The Puerto Rico Farm Bureau “outed” local retailers Thursday, claiming they have failed to reduce plantain prices at the register despite an abundance of the staple item at the farm level.
The trade group said plantains prices at the farms have dropped to between 20 cents and 30 cents per unit, while consumers continue to pay between 66 cents and 87 cents at the register.
“The price at the farm since July has dropped by between 12 cents and 20 cents per plantain and consumers still have not seen a reduction in the price in supermarkets,” said Farm Bureau President Ramón González-Beiró.
Keeping the higher prices at the consumer level, while there’s a surplus at the farms, “does a disservice to both customers and farmers,” he said.
“By not lowering the price of plantains, grocery stores are not encouraging consumers to buy more plantains, which would benefit farmers,” he said. “We believe that when there is a surplus, as is the current situation, it is assumed that supermarkets would lower prices to stimulate demand and consumption.”
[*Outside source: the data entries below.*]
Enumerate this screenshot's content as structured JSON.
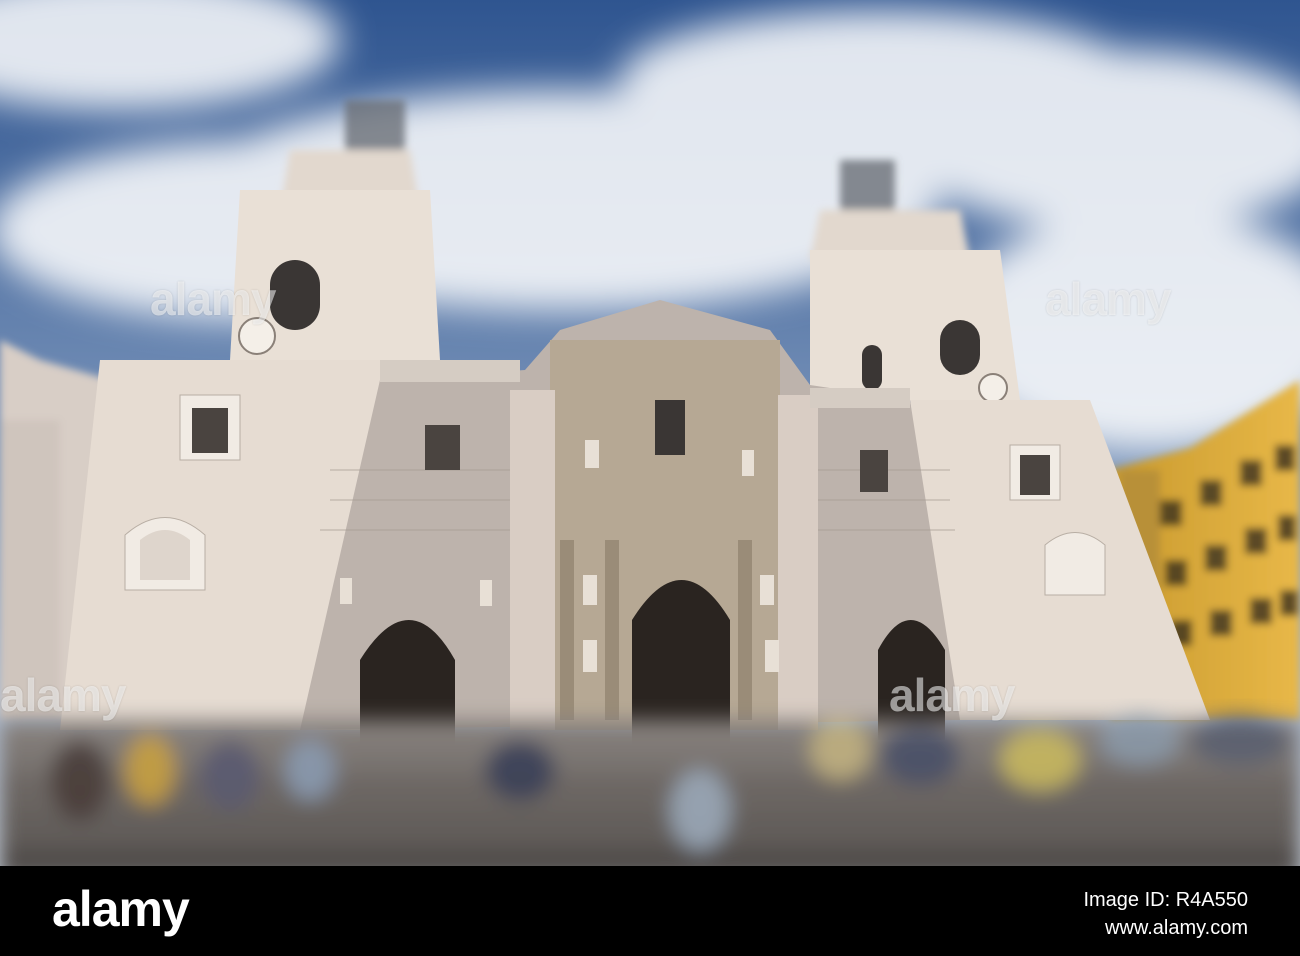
{
  "watermarks": [
    "alamy",
    "alamy",
    "alamy",
    "alamy"
  ],
  "footer": {
    "brand": "alamy",
    "image_id": "Image ID: R4A550",
    "site": "www.alamy.com"
  },
  "colors": {
    "sky": "#3f6496",
    "facade": "#e6dcd2",
    "stone": "#b4aaa8",
    "door": "#2a2420",
    "yellow_building": "#e0b040",
    "footer_bg": "#000000"
  }
}
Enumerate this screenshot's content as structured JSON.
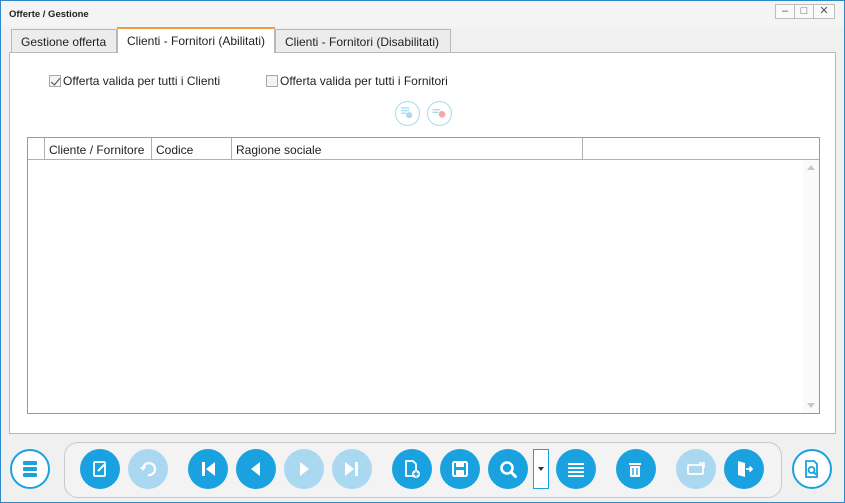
{
  "window": {
    "title": "Offerte / Gestione",
    "controls": [
      "minimize-icon",
      "maximize-icon",
      "close-icon"
    ],
    "accent": "#2d89c8"
  },
  "tabs": [
    {
      "label": "Gestione offerta",
      "active": false
    },
    {
      "label": "Clienti - Fornitori (Abilitati)",
      "active": true
    },
    {
      "label": "Clienti - Fornitori (Disabilitati)",
      "active": false
    }
  ],
  "options": {
    "all_clients": {
      "label": "Offerta valida per tutti i Clienti",
      "checked": true
    },
    "all_suppliers": {
      "label": "Offerta valida per tutti i Fornitori",
      "checked": false
    }
  },
  "grid": {
    "columns": [
      "Cliente / Fornitore",
      "Codice",
      "Ragione sociale"
    ],
    "rows": []
  },
  "toolbar": {
    "button_color": "#1aa1e0",
    "disabled_color": "#aad8f0",
    "buttons": [
      "menu-icon",
      "edit-icon",
      "undo-icon",
      "first-record-icon",
      "previous-record-icon",
      "next-record-icon",
      "last-record-icon",
      "new-document-icon",
      "save-icon",
      "search-icon",
      "list-icon",
      "delete-icon",
      "print-icon",
      "exit-icon",
      "preview-icon"
    ]
  }
}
A survey of several major retailers showed that while Econo has offered plantains at .66 cents a piece, Amigo has been selling them for .87 cents each this week.
“The reduction in farm-level prices is of 25 percent to 50 percent, and consumers and have yet to find out that they could be enjoying more ‘mofongo,’ ‘tostones,’ yellow plantains and ‘mangú,’” González-Beiró said, referring to typical plantain-based dishes that are local favorites.
González-Beiró further noted that local farmers are currently covering all of Puerto Rico’s plantain demand, and urged retailers to drop prices to increase sales. He also put out a call to the island’s School Lunch Program to increase its purchase of plantains at the lower prices.